The PAC's key roles include financial oversight, scrutiny and recommendations, a follow-up mechanism, project and policy review, and contributing to preventing financial mismanagement and promoting fiscal discipline. Through its oversight, the PAC has achieved significant success in enhancing transparency in government expenditure.
However, the PAC also faces limitations. It cannot examine Public Sector Undertakings (PSUs), and its role is reactive rather than proactive. Moreover, PAC recommendations are not binding on the government, and their effectiveness depends on the government's willingness to implement them. The quality of the PAC's work also depends heavily on the integrity and thoroughness of Comptroller and Auditor General (CAG) reports.

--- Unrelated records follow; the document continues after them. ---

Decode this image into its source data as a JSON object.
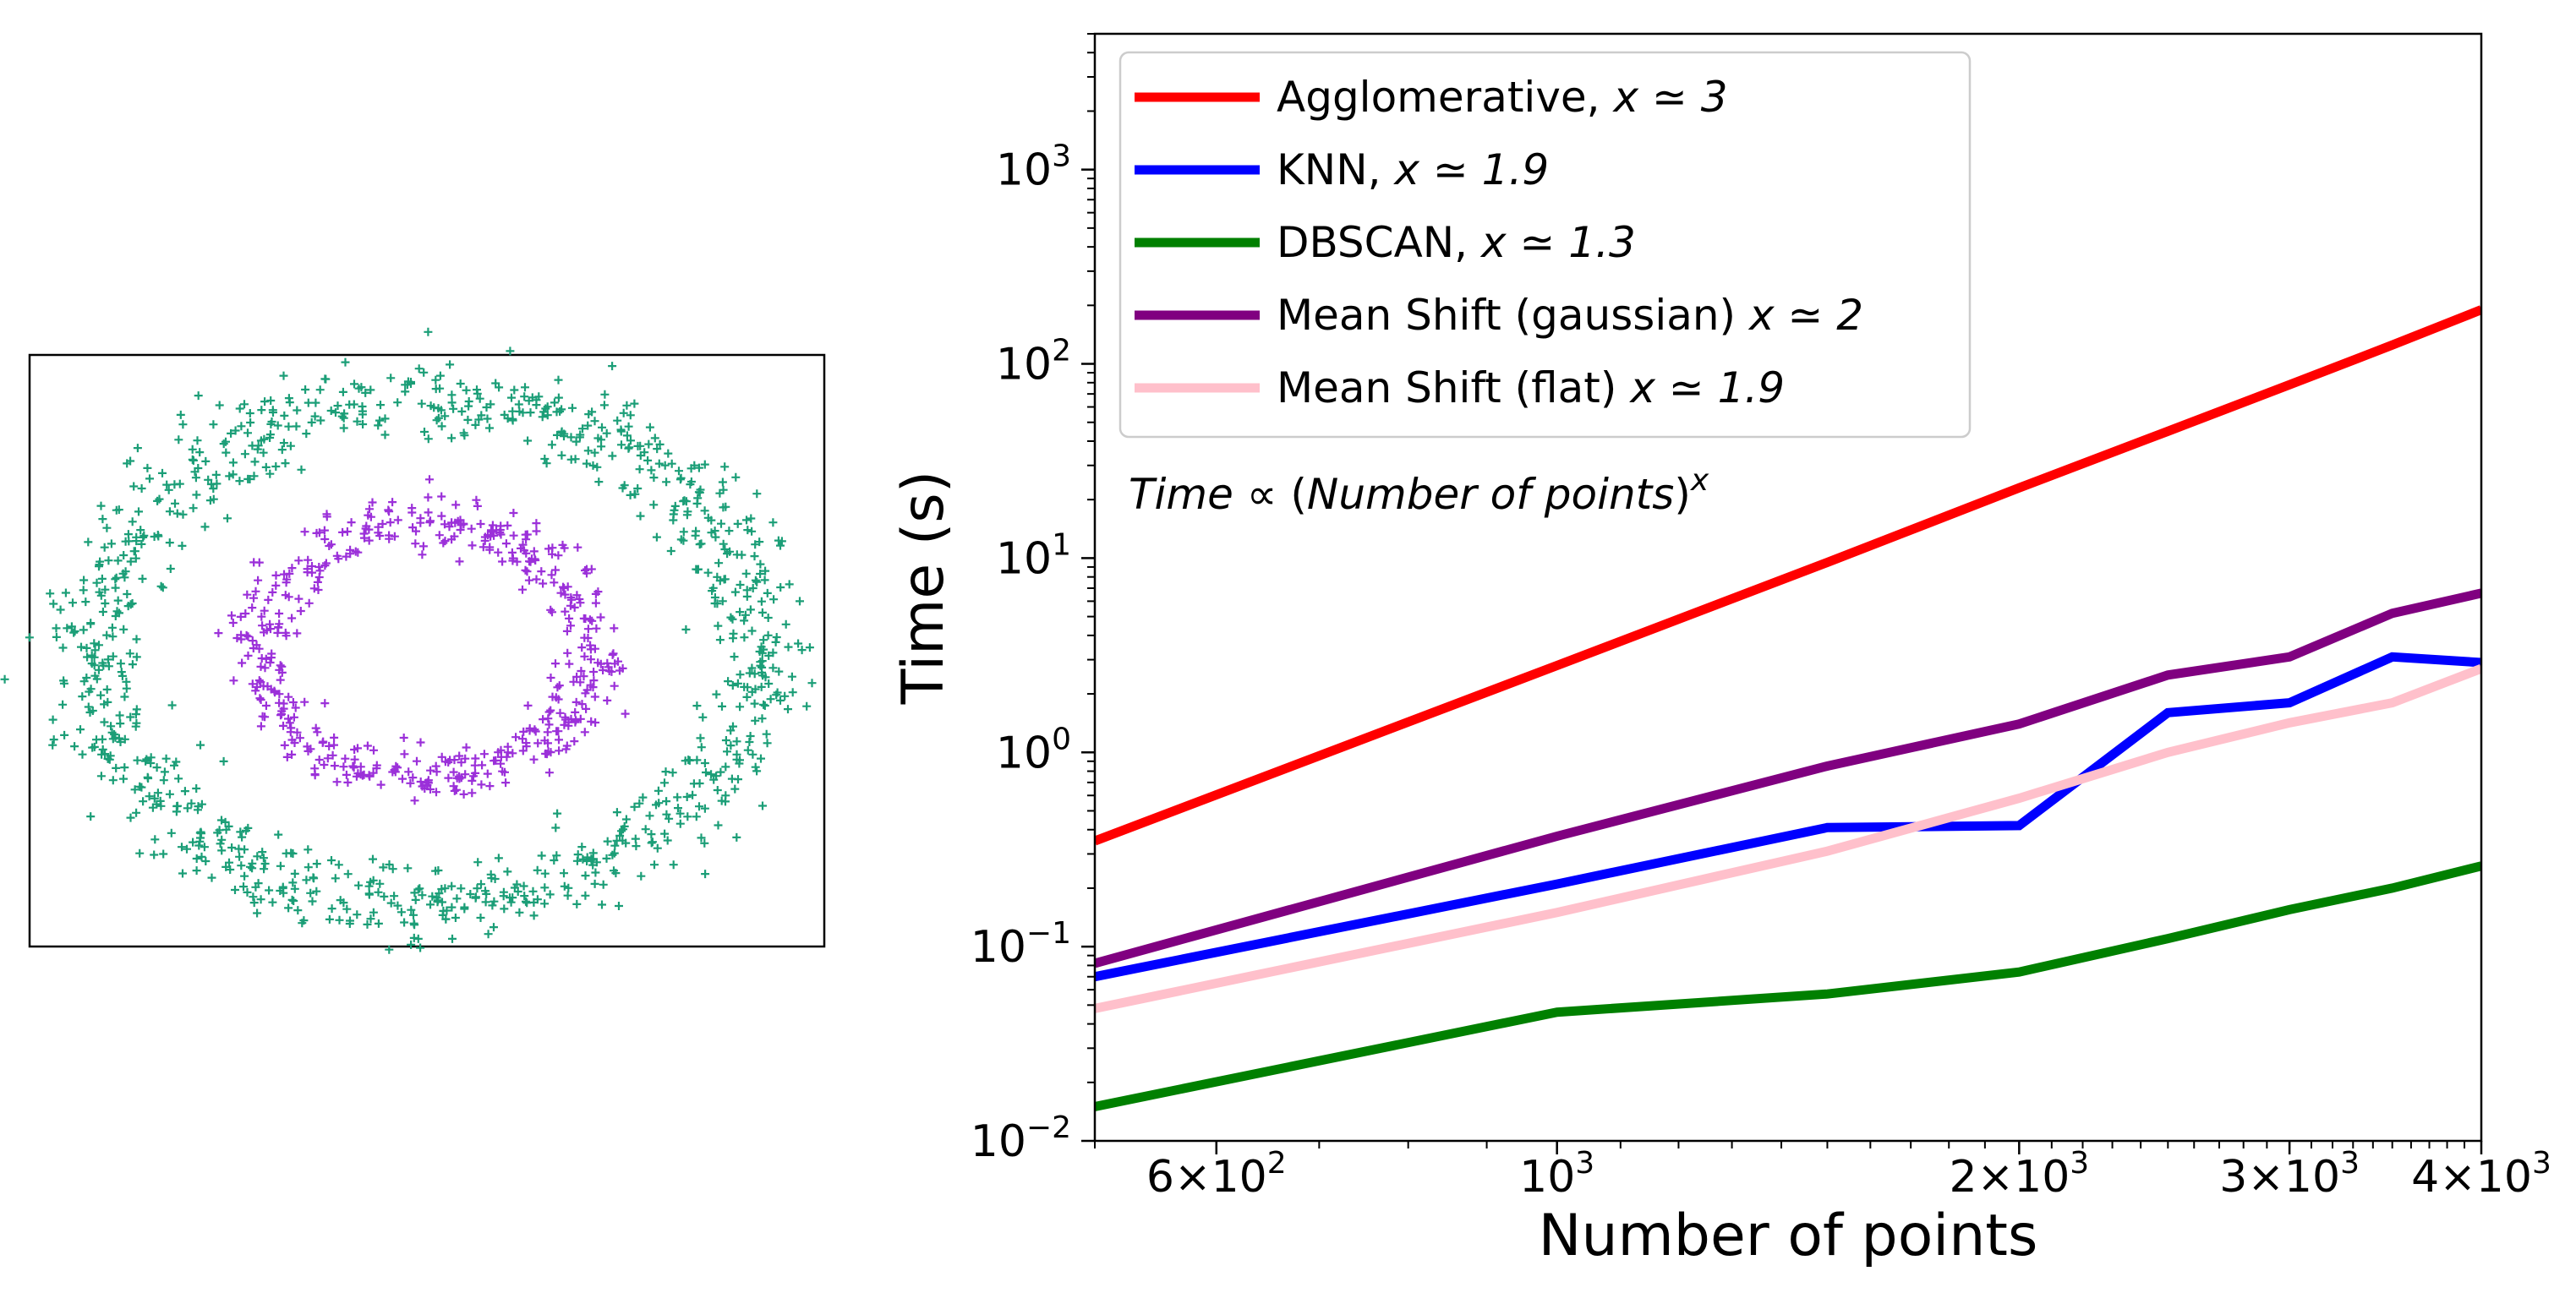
{
  "chart_data": [
    {
      "type": "scatter",
      "title": "",
      "xlabel": "",
      "ylabel": "",
      "axes_visible": false,
      "marker": "+",
      "xlim": [
        -1.1,
        1.1
      ],
      "ylim": [
        -1.1,
        1.1
      ],
      "series": [
        {
          "name": "outer circle",
          "color": "#1b9e77",
          "radius": 1.0,
          "noise": 0.08,
          "count": 1000
        },
        {
          "name": "inner circle",
          "color": "#9b30d9",
          "radius": 0.5,
          "noise": 0.05,
          "count": 500
        }
      ]
    },
    {
      "type": "line",
      "title": "",
      "xlabel": "Number of points",
      "ylabel": "Time (s)",
      "xscale": "log",
      "yscale": "log",
      "xlim": [
        500,
        4000
      ],
      "ylim": [
        0.01,
        5000
      ],
      "x_ticks": [
        {
          "value": 600,
          "base": "6×10",
          "exp": "2"
        },
        {
          "value": 1000,
          "base": "10",
          "exp": "3"
        },
        {
          "value": 2000,
          "base": "2×10",
          "exp": "3"
        },
        {
          "value": 3000,
          "base": "3×10",
          "exp": "3"
        },
        {
          "value": 4000,
          "base": "4×10",
          "exp": "3"
        }
      ],
      "y_ticks": [
        {
          "value": 0.01,
          "base": "10",
          "exp": "−2"
        },
        {
          "value": 0.1,
          "base": "10",
          "exp": "−1"
        },
        {
          "value": 1,
          "base": "10",
          "exp": "0"
        },
        {
          "value": 10,
          "base": "10",
          "exp": "1"
        },
        {
          "value": 100,
          "base": "10",
          "exp": "2"
        },
        {
          "value": 1000,
          "base": "10",
          "exp": "3"
        }
      ],
      "legend_position": "top-left",
      "series": [
        {
          "name": "Agglomerative, ",
          "exponent_label": "x ≃ 3",
          "color": "#ff0000",
          "x": [
            500,
            1000,
            1500,
            2000,
            2500,
            3000,
            3500,
            4000
          ],
          "y": [
            0.35,
            2.8,
            9.5,
            23,
            45,
            78,
            125,
            190
          ]
        },
        {
          "name": "KNN, ",
          "exponent_label": "x ≃ 1.9",
          "color": "#0000ff",
          "x": [
            500,
            1000,
            1500,
            2000,
            2500,
            3000,
            3500,
            4000
          ],
          "y": [
            0.07,
            0.21,
            0.41,
            0.42,
            1.6,
            1.8,
            3.1,
            2.9
          ]
        },
        {
          "name": "DBSCAN, ",
          "exponent_label": "x ≃ 1.3",
          "color": "#008000",
          "x": [
            500,
            1000,
            1500,
            2000,
            2500,
            3000,
            3500,
            4000
          ],
          "y": [
            0.015,
            0.046,
            0.057,
            0.074,
            0.11,
            0.155,
            0.2,
            0.26
          ]
        },
        {
          "name": "Mean Shift (gaussian) ",
          "exponent_label": "x ≃ 2",
          "color": "#800080",
          "x": [
            500,
            1000,
            1500,
            2000,
            2500,
            3000,
            3500,
            4000
          ],
          "y": [
            0.082,
            0.37,
            0.85,
            1.4,
            2.5,
            3.1,
            5.2,
            6.6
          ]
        },
        {
          "name": "Mean Shift (flat) ",
          "exponent_label": "x ≃ 1.9",
          "color": "#ffc0cb",
          "x": [
            500,
            1000,
            1500,
            2000,
            2500,
            3000,
            3500,
            4000
          ],
          "y": [
            0.048,
            0.15,
            0.31,
            0.58,
            1.0,
            1.42,
            1.8,
            2.7
          ]
        }
      ],
      "annotation": {
        "lhs": "Time",
        "prop": " ∝ (",
        "inner": "Number of points",
        "rparen": ")",
        "sup": "x"
      }
    }
  ]
}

To enhance its role, the PAC should focus on strengthening follow-up mechanisms, improving coordination with other parliamentary financial committees, using modern data analytics and audit tools, enhancing transparency, expanding jurisdiction, and collaborating more closely to indirectly scrutinize PSU spending.
The PAC has an average of 45% of its recommendations accepted, with some cases reaching up to 90%. The committee, often referred to as the "mother of all parliamentary committees," has a crucial role in maintaining the integrity of government spending and serving as the conscience keeper of the government.
Notable achievements of the PAC include its report on the Commonwealth Games in 2010, which exposed corruption and misuse of public money. The Public Accounts Committees Conference 2015 recommended for the CAG audit of Public-Private Partnerships (PPP).
The work of the PAC is post-mortem in nature, and politicization, such as during the 2G scam, has been observed. The number of sittings for the committee has been reduced, and currently, the PAC has no jurisdiction on PPP.
Despite these challenges, the PAC remains a crucial watchdog over government expenditure, reinforcing the control of the public purse by ensuring funds are spent appropriately and effectively. By expanding its authority, improving implementation of its recommendations, and leveraging modern tools, the PAC can further strengthen public financial governance in India.
In light of the PAC's current role in financial oversight and achieving transparency, exploring collaborations with experts in fields like science and business, particularly finance, could offer valuable insights and practices for strengthening follow-up mechanisms and utilizing modern data analytics. This collaboration could potentially lead to more efficient audit processes and improved financial governance.
Furthermore, in regards to the PAC's limited jurisdiction over Public Sector Undertakings (PSUs), investigating alternative legislative avenues or public-private partnerships (PPP) that allow for scrutiny of PSU spending could help address current limitations, thereby promoting a more comprehensive approach to financial accountability in India.